Solo cuando el caballero se interesó por el paradero del cuerpo, Mary se me adelantó.
– No lo sabemos, señor -respondió-. Hubo un desprendimiento de rocas y, si está allí, ha quedado enterrado. Estaré pendiente. Solo hace falta una buena tormenta que lo saque.
Lord Henley se la quedó mirando. Supongo que se preguntaba por qué hablaba la muchacha; se había olvidado de su participación en el descubrimiento. Además, Mary no estaba en absoluto presentable, ni para un caballero ni para nadie: su cabellera morena estaba enmarañada y apelmazada por la intemperie y la falta de un buen cepillado, tenía las uñas melladas y bordeadas de lodo, y los zapatos cubiertos de barro seco. En el último año había crecido sin un vestido nuevo, y la falda le quedaba demasiado corta, y las muñecas le asomaban mucho por los puños. Al menos tenía la cara radiante de entusiasmo, a pesar de las mejillas curtidas por el viento y la suciedad de su piel. Yo estaba acostumbrada a su aspecto, pero al verla con los ojos de lord Henley me ruboricé de vergüenza. Si aquella era la responsable del espécimen que lord Henley reclamaba, este se sentiría muy preocupado por el buen estado del fósil.
– Es un ejemplar espléndido, ¿verdad, lord Henley? -intervine-. Solo hay que limpiarlo y prepararlo, tareas que supervisaré yo, naturalmente. ¡Piense en lo imponente que quedará algún día unido al cuerpo!
– ¿Cuánto tiempo necesitará para limpiarlo?
Lancé una mirada a Mary.
– Un mes como mínimo -aventuré-. Tal vez más. Nadie ha manipulado un animal tan grande hasta ahora.
Lord Henley dejó escapar un gruñido. Miraba el cráneo como si fuera una pierna de venado preparada con salsa de oporto. Saltaba a la vista que quería llevárselo a Colway Manor de inmediato; era la clase de hombre que tomaba una decisión y no quería esperar a los resultados. Sin embargo, incluso él era consciente de que el espécimen necesitaba ciertos cuidados…, en parte para presentarlo de la mejor forma posible, pero también para su conservación.
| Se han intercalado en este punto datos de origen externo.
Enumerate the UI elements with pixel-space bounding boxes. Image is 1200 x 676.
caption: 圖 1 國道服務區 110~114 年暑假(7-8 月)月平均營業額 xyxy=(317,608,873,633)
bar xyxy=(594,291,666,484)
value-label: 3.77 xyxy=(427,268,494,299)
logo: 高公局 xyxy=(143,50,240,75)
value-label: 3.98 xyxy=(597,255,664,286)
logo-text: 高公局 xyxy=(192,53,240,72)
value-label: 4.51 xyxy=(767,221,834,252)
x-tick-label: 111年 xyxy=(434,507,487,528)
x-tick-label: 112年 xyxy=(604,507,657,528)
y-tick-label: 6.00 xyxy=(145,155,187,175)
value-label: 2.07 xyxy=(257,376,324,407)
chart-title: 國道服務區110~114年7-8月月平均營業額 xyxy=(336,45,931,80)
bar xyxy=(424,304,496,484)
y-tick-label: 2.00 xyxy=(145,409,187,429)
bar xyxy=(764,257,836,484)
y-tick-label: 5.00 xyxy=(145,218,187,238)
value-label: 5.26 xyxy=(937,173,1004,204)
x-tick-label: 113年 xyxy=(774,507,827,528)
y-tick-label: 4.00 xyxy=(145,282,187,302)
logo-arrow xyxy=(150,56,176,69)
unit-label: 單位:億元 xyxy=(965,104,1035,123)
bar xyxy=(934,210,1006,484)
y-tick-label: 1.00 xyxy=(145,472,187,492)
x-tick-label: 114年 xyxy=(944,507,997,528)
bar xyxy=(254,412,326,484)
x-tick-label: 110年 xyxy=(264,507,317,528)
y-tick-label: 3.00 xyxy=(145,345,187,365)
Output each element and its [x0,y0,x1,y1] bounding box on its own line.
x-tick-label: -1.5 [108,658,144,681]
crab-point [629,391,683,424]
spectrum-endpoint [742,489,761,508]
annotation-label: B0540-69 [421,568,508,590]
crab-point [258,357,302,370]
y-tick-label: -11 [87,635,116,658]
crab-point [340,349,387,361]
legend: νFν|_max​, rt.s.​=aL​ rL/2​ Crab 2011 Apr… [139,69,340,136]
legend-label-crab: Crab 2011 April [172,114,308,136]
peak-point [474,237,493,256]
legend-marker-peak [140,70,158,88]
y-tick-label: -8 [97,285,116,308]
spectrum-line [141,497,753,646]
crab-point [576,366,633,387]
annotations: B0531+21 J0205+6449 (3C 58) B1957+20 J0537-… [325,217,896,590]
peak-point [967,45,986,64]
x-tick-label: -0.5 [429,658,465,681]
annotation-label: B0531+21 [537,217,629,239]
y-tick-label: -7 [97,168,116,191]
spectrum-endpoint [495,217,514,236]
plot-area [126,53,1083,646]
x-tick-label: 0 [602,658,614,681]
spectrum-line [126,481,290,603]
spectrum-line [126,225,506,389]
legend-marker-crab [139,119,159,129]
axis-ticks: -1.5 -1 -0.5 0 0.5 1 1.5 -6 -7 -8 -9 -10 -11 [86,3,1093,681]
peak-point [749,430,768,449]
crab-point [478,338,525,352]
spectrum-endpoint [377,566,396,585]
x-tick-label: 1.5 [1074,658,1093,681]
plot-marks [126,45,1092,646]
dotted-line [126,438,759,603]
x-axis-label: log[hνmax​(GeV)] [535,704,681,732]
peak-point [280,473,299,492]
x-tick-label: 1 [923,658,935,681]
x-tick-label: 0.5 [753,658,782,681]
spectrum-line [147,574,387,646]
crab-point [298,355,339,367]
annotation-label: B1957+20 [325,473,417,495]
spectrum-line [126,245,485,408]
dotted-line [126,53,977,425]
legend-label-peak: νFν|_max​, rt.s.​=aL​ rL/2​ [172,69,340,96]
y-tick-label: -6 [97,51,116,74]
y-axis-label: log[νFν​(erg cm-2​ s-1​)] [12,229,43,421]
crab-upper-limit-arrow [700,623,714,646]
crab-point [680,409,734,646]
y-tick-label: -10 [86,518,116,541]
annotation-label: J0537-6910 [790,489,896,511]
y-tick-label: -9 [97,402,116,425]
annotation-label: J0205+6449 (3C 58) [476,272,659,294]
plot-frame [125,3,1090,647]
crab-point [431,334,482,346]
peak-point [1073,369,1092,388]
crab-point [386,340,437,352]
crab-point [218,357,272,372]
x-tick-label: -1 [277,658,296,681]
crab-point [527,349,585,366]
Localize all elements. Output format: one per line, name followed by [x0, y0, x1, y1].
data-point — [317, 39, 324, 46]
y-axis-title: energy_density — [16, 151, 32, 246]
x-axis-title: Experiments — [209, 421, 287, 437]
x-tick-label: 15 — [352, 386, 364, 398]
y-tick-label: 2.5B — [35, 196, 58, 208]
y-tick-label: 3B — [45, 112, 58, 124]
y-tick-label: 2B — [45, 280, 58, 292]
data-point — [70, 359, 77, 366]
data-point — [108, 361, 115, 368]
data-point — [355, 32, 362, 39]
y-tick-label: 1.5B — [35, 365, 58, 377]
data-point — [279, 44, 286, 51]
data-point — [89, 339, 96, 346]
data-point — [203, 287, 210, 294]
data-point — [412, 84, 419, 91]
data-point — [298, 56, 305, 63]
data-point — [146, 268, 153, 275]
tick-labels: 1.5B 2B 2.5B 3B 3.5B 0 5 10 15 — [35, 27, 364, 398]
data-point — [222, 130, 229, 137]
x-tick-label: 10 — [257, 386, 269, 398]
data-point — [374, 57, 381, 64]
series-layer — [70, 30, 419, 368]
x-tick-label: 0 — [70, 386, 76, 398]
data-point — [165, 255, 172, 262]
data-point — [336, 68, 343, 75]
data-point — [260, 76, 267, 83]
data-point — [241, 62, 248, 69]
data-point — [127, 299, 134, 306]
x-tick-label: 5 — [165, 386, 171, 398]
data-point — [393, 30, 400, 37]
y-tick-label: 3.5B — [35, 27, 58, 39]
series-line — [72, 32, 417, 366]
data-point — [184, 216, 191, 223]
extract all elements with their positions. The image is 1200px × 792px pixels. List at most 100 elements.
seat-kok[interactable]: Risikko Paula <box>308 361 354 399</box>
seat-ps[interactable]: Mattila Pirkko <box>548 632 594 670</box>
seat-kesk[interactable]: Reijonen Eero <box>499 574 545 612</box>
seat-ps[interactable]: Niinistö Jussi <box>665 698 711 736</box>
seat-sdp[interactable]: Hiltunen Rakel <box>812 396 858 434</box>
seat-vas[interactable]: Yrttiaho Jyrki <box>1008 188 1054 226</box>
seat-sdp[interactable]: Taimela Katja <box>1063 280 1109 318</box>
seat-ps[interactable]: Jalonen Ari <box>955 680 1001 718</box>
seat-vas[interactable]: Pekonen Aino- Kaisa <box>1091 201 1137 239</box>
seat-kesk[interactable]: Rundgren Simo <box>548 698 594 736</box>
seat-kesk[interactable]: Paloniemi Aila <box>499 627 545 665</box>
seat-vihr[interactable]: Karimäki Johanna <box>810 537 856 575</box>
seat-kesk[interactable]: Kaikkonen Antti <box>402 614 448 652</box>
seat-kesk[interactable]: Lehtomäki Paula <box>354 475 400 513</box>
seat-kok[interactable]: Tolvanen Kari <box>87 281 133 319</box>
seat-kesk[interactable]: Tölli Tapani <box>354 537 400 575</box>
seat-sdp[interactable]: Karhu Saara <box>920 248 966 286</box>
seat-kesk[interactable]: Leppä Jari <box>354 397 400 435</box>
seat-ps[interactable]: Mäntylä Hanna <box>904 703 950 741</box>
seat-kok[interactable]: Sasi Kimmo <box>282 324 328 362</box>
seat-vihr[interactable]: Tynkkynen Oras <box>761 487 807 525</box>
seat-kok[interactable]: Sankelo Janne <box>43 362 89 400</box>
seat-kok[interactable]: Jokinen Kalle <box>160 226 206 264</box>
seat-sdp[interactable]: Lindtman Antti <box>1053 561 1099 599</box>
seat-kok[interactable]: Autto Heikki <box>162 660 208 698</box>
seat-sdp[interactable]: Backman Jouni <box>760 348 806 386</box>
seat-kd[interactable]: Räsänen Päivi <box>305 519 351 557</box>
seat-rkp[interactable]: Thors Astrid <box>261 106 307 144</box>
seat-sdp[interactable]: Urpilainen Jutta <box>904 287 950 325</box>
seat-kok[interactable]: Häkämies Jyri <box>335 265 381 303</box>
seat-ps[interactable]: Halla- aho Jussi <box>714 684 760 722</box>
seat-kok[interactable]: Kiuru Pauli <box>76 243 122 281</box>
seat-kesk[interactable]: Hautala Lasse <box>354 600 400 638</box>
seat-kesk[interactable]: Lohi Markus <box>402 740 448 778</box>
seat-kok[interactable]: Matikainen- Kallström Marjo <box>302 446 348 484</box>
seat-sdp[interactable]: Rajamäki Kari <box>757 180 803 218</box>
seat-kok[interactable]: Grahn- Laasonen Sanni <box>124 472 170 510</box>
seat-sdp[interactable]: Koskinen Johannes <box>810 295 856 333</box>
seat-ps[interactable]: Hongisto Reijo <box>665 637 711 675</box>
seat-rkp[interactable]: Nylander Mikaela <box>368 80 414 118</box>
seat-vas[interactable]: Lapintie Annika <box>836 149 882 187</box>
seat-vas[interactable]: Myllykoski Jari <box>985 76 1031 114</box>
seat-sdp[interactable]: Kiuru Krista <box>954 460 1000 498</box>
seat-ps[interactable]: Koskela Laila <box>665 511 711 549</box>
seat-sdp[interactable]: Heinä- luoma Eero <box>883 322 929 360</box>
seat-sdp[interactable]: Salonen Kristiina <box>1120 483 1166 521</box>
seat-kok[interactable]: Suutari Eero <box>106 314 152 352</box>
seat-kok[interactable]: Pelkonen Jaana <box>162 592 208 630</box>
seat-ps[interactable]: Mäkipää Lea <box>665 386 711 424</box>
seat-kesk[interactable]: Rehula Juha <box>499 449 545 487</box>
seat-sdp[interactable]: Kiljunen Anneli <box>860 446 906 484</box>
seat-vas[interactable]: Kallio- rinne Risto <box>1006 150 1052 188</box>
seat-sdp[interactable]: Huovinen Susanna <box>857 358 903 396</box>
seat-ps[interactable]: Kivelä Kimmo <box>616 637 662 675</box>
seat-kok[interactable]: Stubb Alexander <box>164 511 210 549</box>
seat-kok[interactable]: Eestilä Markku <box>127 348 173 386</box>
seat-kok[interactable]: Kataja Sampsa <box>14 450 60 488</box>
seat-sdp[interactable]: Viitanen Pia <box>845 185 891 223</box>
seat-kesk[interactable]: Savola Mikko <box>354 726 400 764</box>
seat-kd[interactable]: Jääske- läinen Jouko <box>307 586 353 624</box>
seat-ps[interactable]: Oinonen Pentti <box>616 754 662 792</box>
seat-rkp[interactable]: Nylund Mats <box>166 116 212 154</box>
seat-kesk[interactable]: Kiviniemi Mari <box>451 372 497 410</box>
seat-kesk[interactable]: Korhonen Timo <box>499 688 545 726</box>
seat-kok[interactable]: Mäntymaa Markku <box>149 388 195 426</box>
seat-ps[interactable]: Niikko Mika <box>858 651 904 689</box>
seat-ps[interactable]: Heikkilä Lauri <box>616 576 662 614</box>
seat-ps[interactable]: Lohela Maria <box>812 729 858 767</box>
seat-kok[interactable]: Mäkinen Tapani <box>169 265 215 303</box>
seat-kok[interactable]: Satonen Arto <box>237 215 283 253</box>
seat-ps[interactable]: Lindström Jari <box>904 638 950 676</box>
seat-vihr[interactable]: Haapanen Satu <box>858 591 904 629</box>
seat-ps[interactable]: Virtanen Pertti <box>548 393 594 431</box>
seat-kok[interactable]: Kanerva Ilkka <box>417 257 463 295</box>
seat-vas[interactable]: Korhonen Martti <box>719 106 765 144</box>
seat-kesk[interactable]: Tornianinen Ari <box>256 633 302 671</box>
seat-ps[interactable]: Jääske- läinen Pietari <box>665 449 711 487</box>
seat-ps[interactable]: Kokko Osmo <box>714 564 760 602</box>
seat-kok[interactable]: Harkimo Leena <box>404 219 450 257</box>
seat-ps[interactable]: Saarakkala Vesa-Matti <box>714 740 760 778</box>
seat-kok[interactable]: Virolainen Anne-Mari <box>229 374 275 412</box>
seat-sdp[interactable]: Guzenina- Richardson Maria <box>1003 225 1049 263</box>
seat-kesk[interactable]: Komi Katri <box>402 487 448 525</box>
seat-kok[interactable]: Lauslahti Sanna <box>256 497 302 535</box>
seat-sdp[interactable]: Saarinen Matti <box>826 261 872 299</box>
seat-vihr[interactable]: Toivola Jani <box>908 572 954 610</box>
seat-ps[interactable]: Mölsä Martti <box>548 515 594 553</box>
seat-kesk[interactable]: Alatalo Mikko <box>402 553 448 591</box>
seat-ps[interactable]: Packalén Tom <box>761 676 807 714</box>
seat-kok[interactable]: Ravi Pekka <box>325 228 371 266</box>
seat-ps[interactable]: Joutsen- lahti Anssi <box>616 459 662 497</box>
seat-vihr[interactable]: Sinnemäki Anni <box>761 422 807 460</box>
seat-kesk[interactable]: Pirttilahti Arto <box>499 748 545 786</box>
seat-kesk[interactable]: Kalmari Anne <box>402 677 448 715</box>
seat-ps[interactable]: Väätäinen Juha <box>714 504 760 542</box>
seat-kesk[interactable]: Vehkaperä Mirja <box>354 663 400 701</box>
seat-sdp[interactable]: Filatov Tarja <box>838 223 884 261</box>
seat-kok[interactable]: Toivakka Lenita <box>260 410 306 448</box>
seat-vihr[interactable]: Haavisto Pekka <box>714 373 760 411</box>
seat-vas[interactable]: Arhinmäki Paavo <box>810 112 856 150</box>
El cráneo había permanecido entre capas de roca del acantilado que lo habían protegido de la exposición al aire y mantenido húmedo. Ahora que estaba libre, no tardaría en secarse y empezar a agrietarse a medida que se contrajera, a menos que Mary lo sellara con el barniz que su padre aplicaba a los armarios que hacía.